花恋がいればバシッと解決してくれそうだが、ロボ子さんに親友の真似事は不可能だ。
けれど有効な対処方法はわかっている。
大事なのは単刀直入に伝えること。
このままではダメとわからせること。
そして一人にさせないこと。
佐久間先輩は全てを変えてくれる相手を求めていた。
ロボ子さんには全てを変える力はない。
でも隣で笑っていることぐらいはできる。
……ずっと隣で笑っていることぐらいは。
よし覚悟と方針は決まった。
あとは口説き落とそう。
ずるいかもしれないけれど、似ているから佐久間先輩が断りにくい口説き方がわかる。
これは恋ではない。
これは同情でもない。
これは憐れみでもない。
これは後悔したくないから始める自己救済だ。
呼吸を整えて、一歩を踏み出す。
姿勢は前かがみ。
逃げ出して後悔だけを背負わないために。
一度覚悟を決めたら、もう二度と迷わないのがロボ子さんだ。
佐久間先輩の手首をギュッと握りしめた。
「ロボ子?」
「先輩はまだ生きています」
「ああ」
「生物はいずれ死にます。
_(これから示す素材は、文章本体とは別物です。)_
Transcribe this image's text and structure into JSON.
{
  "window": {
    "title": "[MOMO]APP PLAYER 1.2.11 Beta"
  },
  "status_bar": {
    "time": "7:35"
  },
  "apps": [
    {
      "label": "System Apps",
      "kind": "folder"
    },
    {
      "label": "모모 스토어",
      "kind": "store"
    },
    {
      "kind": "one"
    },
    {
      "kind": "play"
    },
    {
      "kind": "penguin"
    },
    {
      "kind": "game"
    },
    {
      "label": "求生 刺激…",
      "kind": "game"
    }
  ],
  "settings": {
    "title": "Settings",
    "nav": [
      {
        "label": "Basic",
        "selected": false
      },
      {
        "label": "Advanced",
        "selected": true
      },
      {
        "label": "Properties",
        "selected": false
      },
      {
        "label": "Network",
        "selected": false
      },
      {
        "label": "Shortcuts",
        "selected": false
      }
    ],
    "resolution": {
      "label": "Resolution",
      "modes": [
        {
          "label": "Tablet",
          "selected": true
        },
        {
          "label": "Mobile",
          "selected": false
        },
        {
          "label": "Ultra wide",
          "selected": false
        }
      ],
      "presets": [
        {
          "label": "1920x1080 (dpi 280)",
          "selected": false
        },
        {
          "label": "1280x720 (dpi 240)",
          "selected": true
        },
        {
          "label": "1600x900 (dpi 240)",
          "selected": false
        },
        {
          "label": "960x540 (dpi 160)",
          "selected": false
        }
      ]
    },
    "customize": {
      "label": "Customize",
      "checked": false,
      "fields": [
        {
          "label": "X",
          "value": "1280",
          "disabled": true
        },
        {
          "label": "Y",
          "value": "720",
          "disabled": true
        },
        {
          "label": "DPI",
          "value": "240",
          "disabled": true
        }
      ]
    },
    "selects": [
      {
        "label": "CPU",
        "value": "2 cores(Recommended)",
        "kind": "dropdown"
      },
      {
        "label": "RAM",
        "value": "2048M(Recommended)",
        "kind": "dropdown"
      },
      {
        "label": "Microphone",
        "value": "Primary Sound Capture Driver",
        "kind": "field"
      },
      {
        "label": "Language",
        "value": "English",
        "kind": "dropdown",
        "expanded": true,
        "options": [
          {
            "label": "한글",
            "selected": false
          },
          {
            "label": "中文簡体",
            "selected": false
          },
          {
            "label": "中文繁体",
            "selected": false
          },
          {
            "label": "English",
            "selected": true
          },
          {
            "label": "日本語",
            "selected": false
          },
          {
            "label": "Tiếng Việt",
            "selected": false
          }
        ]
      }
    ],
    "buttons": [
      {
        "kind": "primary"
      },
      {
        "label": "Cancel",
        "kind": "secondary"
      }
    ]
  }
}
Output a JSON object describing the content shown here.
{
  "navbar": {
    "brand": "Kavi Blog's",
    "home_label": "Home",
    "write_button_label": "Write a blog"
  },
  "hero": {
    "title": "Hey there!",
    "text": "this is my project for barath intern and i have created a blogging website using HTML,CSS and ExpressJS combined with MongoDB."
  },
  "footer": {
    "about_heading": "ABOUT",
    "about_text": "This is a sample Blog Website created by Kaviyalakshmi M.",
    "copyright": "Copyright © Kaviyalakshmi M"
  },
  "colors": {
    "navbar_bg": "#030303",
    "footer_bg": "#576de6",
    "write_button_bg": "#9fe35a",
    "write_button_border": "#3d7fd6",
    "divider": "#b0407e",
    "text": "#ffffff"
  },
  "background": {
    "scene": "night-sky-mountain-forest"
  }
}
寿命や余命の違いはありますが、死は約束されています。余命を理由に幸せに求める権利を放棄しないでください」
「……なにを言って」
「幸せを追い求めることができるのが生者の特権です」
「生者の特権?」
「だってそうじゃないと悲しいじゃないですか。不幸になるために生まれ落ちた、なんて。どんな生物もどうせ死ぬ。でも今は生きている。だから生きている間は笑顔になれる方法を模索するんです」
ただの綺麗事だ。
空っぽの理想論。
日常の中で言えば笑われてしまうだけ。
けれど余命が決められた佐久間先輩は自暴自棄になりかけていた。
理想論でも指針となる。
だからロボ子さんは自分でも信じていない理想論を微笑みながら告げた。
佐久間先輩に信じてもらうために。
一緒に歩み覚悟があると示すために。
「改めて言います。佐久間虹陽さん。私とお付き合いしてください。……私のために。貴方の貴重な残りの時間を使ってくださいませんか?」
今度は勢い任せではない。
逃げないでください。
そう真っ直ぐに目を合わせながら言い切った。
気分は一世一代の愛の告白。
事実としてそうだが、ロボ子さんはどこか自分を客観視していた。
まるで花を生けるように。
デフォルメされた箱庭を創造するかのように。